2. The travel pattern-based vehicle destination prediction method according to claim 1, wherein the acquired bayonet data comprises a license plate number, a vehicle location, a location attribute, a travel number and travel time;

wherein the location attributes include schools, hospitals, malls, and offices.

3. The travel pattern-based vehicle destination prediction method according to claim 2, wherein the constructing a travel pattern according to the bayonet data includes:

taking license plate numbers, vehicle places, place attributes, travel times and travel time in the bayonet data as nodes of the traffic travel map;

and taking the travel starting time, the departure place, the travel ending time and the destination of the vehicle as the sides of the traffic travel map.

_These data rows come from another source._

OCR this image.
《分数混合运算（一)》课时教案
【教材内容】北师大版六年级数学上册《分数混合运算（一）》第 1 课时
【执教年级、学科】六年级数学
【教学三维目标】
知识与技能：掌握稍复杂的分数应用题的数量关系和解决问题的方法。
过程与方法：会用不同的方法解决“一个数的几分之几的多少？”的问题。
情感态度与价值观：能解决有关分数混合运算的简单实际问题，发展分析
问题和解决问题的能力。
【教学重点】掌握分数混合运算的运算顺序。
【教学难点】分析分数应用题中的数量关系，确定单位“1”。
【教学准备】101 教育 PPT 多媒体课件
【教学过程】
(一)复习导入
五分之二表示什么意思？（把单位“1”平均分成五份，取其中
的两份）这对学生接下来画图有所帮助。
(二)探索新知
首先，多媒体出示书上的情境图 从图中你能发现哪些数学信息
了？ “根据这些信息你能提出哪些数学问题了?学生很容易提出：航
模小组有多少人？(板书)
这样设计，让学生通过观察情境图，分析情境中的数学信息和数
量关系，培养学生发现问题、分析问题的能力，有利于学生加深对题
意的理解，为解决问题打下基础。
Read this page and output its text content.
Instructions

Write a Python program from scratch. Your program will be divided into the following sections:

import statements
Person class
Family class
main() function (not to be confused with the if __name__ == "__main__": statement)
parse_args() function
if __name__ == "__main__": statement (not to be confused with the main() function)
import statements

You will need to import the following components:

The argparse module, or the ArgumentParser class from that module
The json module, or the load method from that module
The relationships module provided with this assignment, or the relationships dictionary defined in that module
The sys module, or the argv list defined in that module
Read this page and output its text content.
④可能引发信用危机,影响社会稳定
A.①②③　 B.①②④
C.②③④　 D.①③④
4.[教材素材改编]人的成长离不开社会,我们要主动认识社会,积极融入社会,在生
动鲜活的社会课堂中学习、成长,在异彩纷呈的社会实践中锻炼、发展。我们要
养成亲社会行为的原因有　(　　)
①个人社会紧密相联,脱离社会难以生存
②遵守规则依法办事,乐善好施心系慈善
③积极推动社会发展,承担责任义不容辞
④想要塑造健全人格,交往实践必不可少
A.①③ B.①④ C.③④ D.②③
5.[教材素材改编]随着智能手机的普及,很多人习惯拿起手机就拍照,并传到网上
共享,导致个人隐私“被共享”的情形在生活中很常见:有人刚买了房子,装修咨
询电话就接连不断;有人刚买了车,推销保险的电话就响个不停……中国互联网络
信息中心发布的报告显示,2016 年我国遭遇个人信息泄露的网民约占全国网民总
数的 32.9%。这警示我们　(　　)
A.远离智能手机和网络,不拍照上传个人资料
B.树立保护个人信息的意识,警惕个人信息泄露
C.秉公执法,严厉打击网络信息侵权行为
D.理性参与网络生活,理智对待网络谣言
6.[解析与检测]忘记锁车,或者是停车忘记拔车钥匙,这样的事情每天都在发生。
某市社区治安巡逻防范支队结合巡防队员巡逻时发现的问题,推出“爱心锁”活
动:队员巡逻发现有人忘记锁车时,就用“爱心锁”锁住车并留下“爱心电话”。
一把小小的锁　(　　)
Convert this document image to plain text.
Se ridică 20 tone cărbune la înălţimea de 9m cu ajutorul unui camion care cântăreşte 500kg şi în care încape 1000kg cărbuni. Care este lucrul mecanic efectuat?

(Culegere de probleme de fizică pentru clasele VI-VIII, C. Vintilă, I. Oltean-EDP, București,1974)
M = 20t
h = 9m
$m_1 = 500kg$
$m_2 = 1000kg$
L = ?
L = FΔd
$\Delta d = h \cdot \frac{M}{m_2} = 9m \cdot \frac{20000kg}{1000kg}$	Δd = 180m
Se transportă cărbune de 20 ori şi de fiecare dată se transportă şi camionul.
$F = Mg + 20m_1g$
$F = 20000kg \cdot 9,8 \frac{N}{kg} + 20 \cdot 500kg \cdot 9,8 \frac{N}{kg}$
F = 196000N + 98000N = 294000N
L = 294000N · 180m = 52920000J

4. An apparatus applying the travel pattern-based vehicle destination prediction method as claimed in any one of claims 1 to 3, comprising:

the acquisition module is used for acquiring the bayonet data;

the construction module is used for constructing a traffic travel map according to the bayonet data;

the first conversion module is used for converting the entity relationship in the traffic travel map into a Markov logic network;

the mining module is used for mining the traffic travel time-space association rule from the traffic travel map;

a second conversion module, configured to convert the markov logic network into an instantiated markov network;

and the determining module is used for determining the destination prediction result of the individual vehicle according to the traffic travel time-space association rule and the Markov network.

5. An electronic device comprising a processor and a memory;

the memory is used for storing programs;

the processor executing the program to implement the method of any one of claims 1-3.

6. A computer readable storage medium, characterized in that the storage medium stores a program, which is executed by a processor to implement the method of any one of claims 1-3.